When disputes arise within families they can, needless to say, be bitter and advisers are thrust into the spotlight. Sosna notes: ‘It tends to be a personal issue that kicks off the bigger dispute, perhaps an issue that stems from childhood, or a divorce that divides the family.’

In another scenario, family members who are not running the business come to believe that those who are may be doing a bad job.

The importance of not losing face is also an important consideration. A mediation that seems successful can simply prolong the life of a dispute. In terms of getting ‘closure’, one attendee observes, ‘it can be better to litigate and lose’.

‘You’re from a wealthy family,’ Dunnell posits. ‘[Let’s say] your main drive in life goes, but you have the wealth to perpetuate a dispute. It can be a heady mix.’ Disputes can also be deepened by the informality of family arrangements; the contractual safety measures present in most business arrangements were never put in place ‘because we’re all family’, Sosna relates.

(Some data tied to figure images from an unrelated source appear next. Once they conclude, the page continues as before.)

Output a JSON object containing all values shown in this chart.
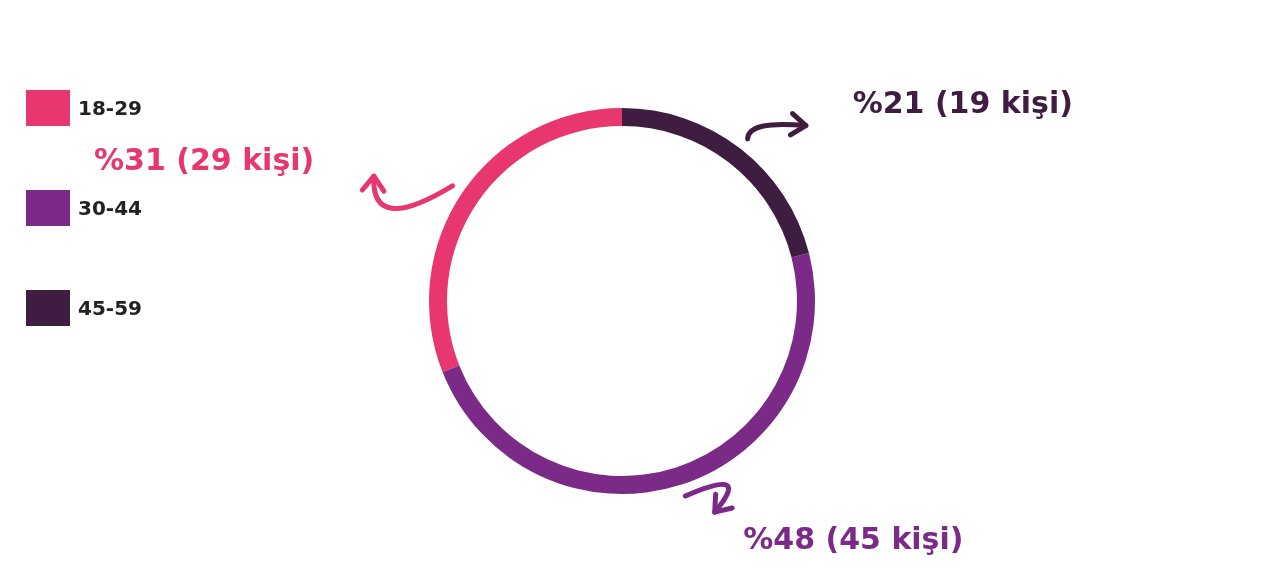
{
  "chart_data": {
    "type": "donut",
    "categories": [
      "18-29",
      "30-44",
      "45-59"
    ],
    "values": [
      31,
      48,
      21
    ],
    "colors": [
      "#e8366f",
      "#7b2a88",
      "#3f1d40"
    ],
    "value_labels": [
      "%31 (29 kişi)",
      "%48 (45 kişi)",
      "%21 (19 kişi)"
    ],
    "legend": "left"
  }
}
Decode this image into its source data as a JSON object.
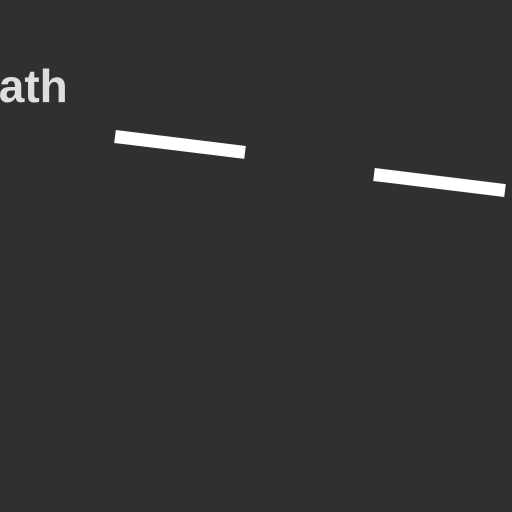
{
  "screen": {
    "title": "iath",
    "background_color": "#303030",
    "title_color": "#dedede",
    "mark_color": "#ffffff"
  }
}
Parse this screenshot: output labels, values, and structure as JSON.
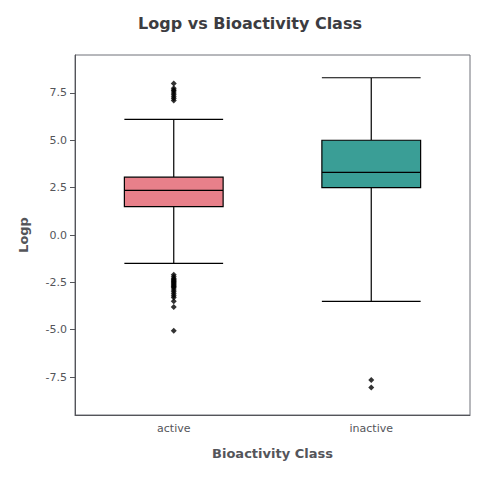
{
  "chart_data": {
    "type": "box",
    "title": "Logp vs Bioactivity Class",
    "xlabel": "Bioactivity Class",
    "ylabel": "Logp",
    "categories": [
      "active",
      "inactive"
    ],
    "boxes": [
      {
        "q1": 1.5,
        "median": 2.35,
        "q3": 3.05,
        "whisker_low": -1.5,
        "whisker_high": 6.1,
        "outliers": [
          -2.1,
          -2.2,
          -2.3,
          -2.35,
          -2.4,
          -2.45,
          -2.5,
          -2.55,
          -2.6,
          -2.65,
          -2.7,
          -2.75,
          -2.8,
          -2.9,
          -3.0,
          -3.1,
          -3.2,
          -3.3,
          -3.5,
          -3.8,
          -5.05,
          7.1,
          7.2,
          7.3,
          7.4,
          7.5,
          7.6,
          7.65,
          7.75,
          8.0
        ],
        "color": "#E8808A"
      },
      {
        "q1": 2.5,
        "median": 3.3,
        "q3": 5.0,
        "whisker_low": -3.5,
        "whisker_high": 8.3,
        "outliers": [
          -7.65,
          -8.05
        ],
        "color": "#3A9E96"
      }
    ],
    "ylim": [
      -9.5,
      9.5
    ],
    "yticks": [
      -7.5,
      {
        "value": -5.0,
        "label": "-5.0"
      },
      -2.5,
      {
        "value": 0.0,
        "label": "0.0"
      },
      2.5,
      {
        "value": 5.0,
        "label": "5.0"
      },
      7.5
    ],
    "grid": false
  }
}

An added complication relating to the location of trusts can be the limited choice of law firms available when litigation must take place in small offshore jurisdictions.

A final point of debate is the rise in ‘global citizenship’. As research by Barclays shows, 75% of the ‘global wealthy’ have lived in five or more countries. This has increased competition between countries looking to attract private wealth. Master relates: ‘I think over the last 12 to 24 months I must have been asked about citizenship options immeasurably more than was ever the case before. One of the themes of the private wealth landscape at the moment is the fact that it’s driven to an extent by political risk.’

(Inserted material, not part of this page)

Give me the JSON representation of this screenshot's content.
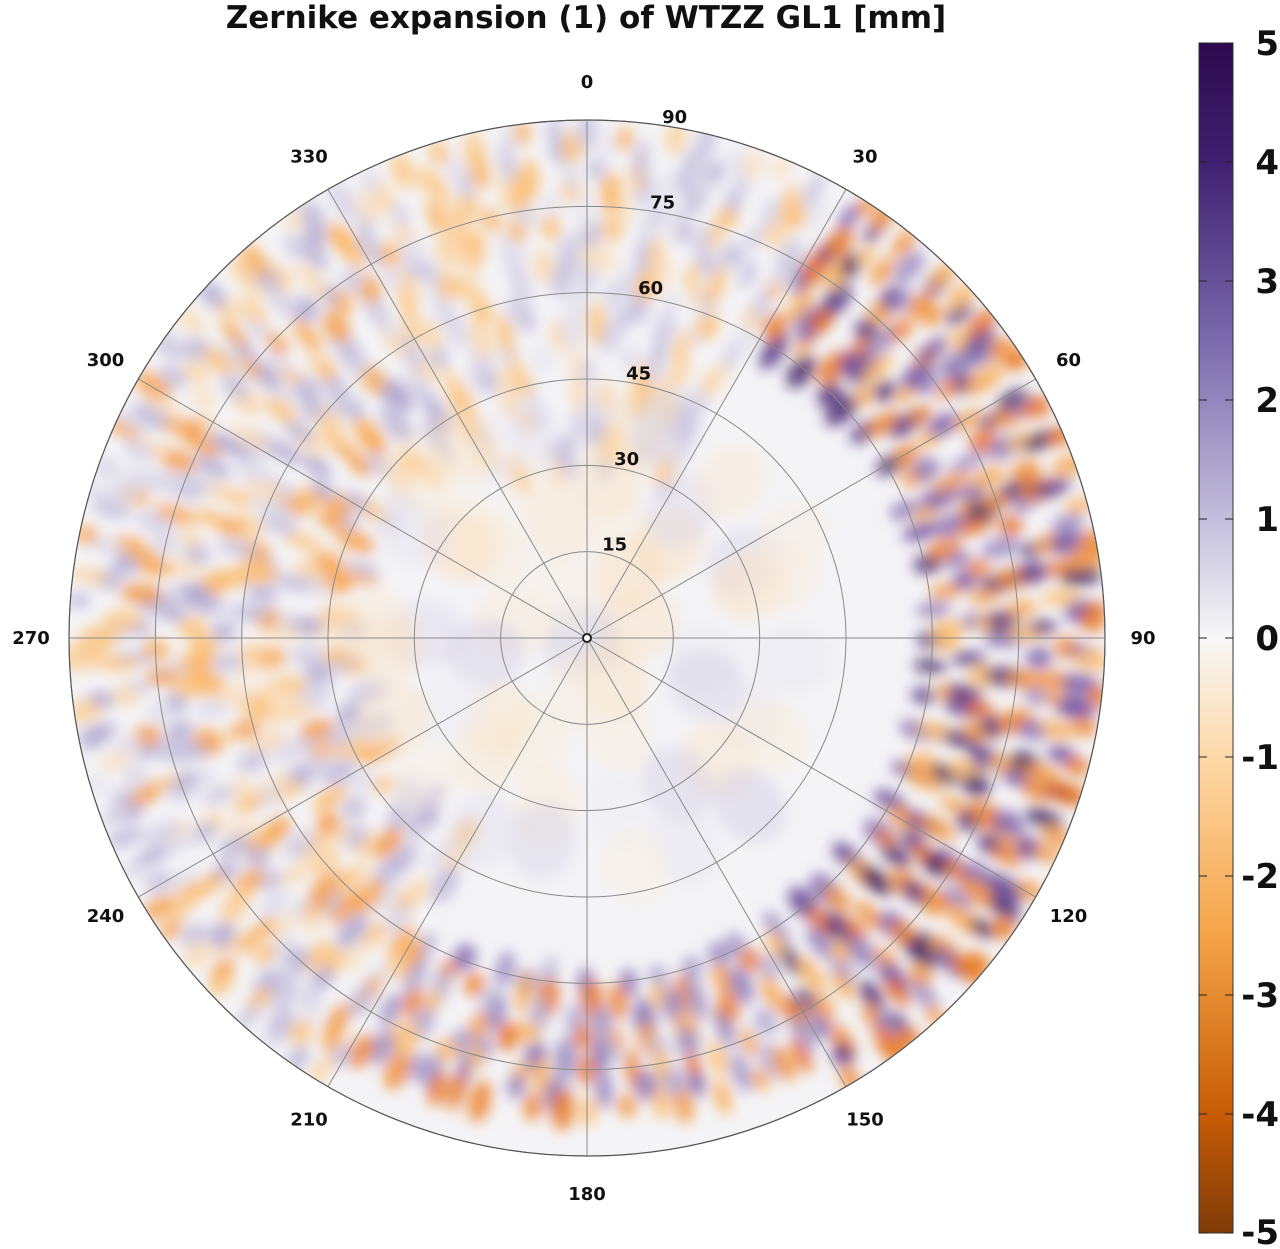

Master notes reports of a rise in applications for EU citizenship from Russia and the Middle East via Cyprus and Malta. Sosna adds: ‘It’s not necessarily tax-driven – visa-free travel is also a big incentive for many clients.’

Trusted advisers

In summarising the value good lawyers can add for HNW clients, Maslinski notes: ‘It is the relationship aspect – what people damningly call “soft skills”, even though they are the hard part! Not only must you advise on the law, you must also be the confidant and adviser to people who have got to weigh legal and financial decisions against deeply personal matters.’

This extends to philanthropy, Dworetzsky says: ‘The areas where you see people becoming most emotionally engaged are family charters and philanthropy, and the two often go together. The link prompts questions such as “Who are we as a family? What is our ethos? What is the meaning of our wealth?”.’

Though he is not a lawyer, Maslinski’s experience of the family office leads him to conclude: ‘This is probably the most interesting area of law that you could be in, and the legal profession needs to become more aware of it. I think it could also lead the legal profession in relaunching itself in the modern age.

‘The idea that knowledge is your passport to a nice salary and a good position is gradually being eroded. But it’s the skill to apply that knowledge people need. You get much more of these skills on the private client side than you do dealing with professionals in other areas of the law.’